05/03/2018
"Sie war da und sie war drin"
Die Erziehungswissenschaftlerin Marisa Kern ist die erste Schulsozialarbeiterin an der Fürstabt-Gerbert-Schule in St. Blasien.
ST. BLASIEN. 36 Nationen, Einheimische und Geflüchtete, kulturelle Unterschiede, Probleme durch neue Medien – Schulsozialarbeit ist auch in St. Blasien kein Luxus, sondern ein wichtiger Teil der Arbeit an der Fürstabt-Gerbert-Schule. Marisa Kern aus Schluchsee hat ihre Stelle Anfang des Jahres angetreten.
Die 25 Jahre alte Erziehungswissenschaftlerin musste nicht lange warten, bis die Schüler an ihre Tür klopften oder sie auf dem Gang ansprachen – Einzelgespräche mit Schülern, Gespräche mit Eltern und auch mit dem
Jugendamt gehören zu ihrem Tagesgeschäft, erzählt Kern. Der Bedarf sei hoch.
Sie sei dankbar, dass die Stadt die Notwendigkeit erkannt und eine Vollzeitstelle eingerichtet hat, sagt Schulleiterin Susanne Schwer. Die Aufgaben der neuen Kollegin seien vielfältig. In einer 30 Schüler starken Klasse sei eine Einzelbetreuung schwierig, weiß Schwer, da komme dann eben bei Bedarf die Schulsozialarbeiterin ins Spiel.
Marisa Kern hilft mit ihrer Arbeit unter anderem bei der Integration oder sie wird tätig, wenn Schüler familiäre Schwierigkeiten haben, die sich natürlich auch auf die Schule auswirken können, wie Susanne Schwer erläutert. "Da kamen wir als Schule langsam an unsere Grenzen", sagt sie.

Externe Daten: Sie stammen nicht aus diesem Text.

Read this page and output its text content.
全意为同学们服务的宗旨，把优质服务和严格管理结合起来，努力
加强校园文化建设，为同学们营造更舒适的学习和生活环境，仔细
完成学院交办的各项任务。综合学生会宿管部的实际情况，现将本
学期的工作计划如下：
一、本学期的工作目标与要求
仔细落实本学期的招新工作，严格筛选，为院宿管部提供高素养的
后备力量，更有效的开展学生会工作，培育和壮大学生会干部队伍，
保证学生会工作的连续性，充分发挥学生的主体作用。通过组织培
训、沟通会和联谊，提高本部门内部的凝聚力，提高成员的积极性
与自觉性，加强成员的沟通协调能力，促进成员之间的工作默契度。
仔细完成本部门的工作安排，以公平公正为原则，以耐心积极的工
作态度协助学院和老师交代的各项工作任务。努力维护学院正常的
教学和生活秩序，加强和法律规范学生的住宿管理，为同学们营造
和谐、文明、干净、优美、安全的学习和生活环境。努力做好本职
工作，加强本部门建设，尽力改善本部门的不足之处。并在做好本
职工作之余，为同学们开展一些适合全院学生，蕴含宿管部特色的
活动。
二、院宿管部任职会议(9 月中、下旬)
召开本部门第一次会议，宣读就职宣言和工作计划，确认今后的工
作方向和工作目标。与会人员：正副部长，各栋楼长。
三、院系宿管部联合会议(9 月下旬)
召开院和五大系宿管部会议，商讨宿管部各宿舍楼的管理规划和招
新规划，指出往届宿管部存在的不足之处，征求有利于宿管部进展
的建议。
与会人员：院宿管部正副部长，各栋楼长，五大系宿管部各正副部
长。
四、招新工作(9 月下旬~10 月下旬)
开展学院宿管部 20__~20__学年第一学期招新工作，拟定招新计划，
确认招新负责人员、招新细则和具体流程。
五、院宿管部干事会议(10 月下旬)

Schule müsse schließlich Wissen vermitteln, aber sie sei eben auch "Lern- und Lebensort" – die Schule werde immer mehr in die Erziehung eingebunden, ergänzt Kern.
Bedarf gibt es nicht nur in den großen Städten, weiß die Erziehungswissenschaftlerin und man könne auch nicht eindeutig zwischen Land- und Stadtproblemen unterscheiden. Wenn also eine Schülerin oder ein Schüler ein Problem haut und sich beispielsweise selbst verletzt, sei die Anwesenheit von Marisa Kern eine große Entlastung für die Lehrer.
Und mit den Lehrern pflege sie ebenfalls einen engen Kontakt, sagt Kern – sie gehöre zum Kollegium der Fürstabt-Gerbert-Schule, unterstreicht Susanne Schwer.
Wenn eine Schülerin oder ein Schüler ein Problem hat, informiere sie sich, spreche mit dem oder der Betroffenen. Sie überlege, welche Hilfe am besten wäre und vermittle diese dann möglichst auch, sagt Kern. "Das beruhigt ungemein", sagt die Schulleiterin. Man könne vorhandene Probleme gemeinsam besprechen und die Vorgehensweise abwägen.
Nach ihrem Start an der Fürstabt-Gerbert-Schule sollte es zunächst eine Orientierungsphase geben, sagt Susanne Schwer. Die Zeit bekam sie jedoch nicht – "sie war da und sie war drin", sagt die Schulleiterin. Lehrer
haben ihre neue Kollegin angesprochen, etliche Kinder kamen von sich aus auf sie zu.
Und nicht nur die Werkreal- und Realschule gehören zu ihrem Tätigkeitsfeld, ihre Arbeit fange in der Grundschule an, denn "familiäre Probleme gibt es in allen Altersstufen." Ihre wichtigste Aufgabe sei es, sensibel und mit offenen Augen durch den Schulalltag zu gehen und vor allem Vertrauen zu den Schülern aufzubauen, sagt die neue Schulsozialarbeiterin.
Wenn es die Vermutung gibt, ein Kind werde zum Beispiel geschlagen, müsse man es beobachten, ohne dass es sich beobachtet fühlt, sagt die Schulleiterin. Und gleichzeitig müsse sie es schaffen, die Verbindung zu diesem Kind zu stärken.
Einzelberatungen sind selbstverständlich, in Zukunft werde es aber auch Klassenseminare zu akuten Themen (Sucht, Gewalt, Mobbing) geben, sagt Kern.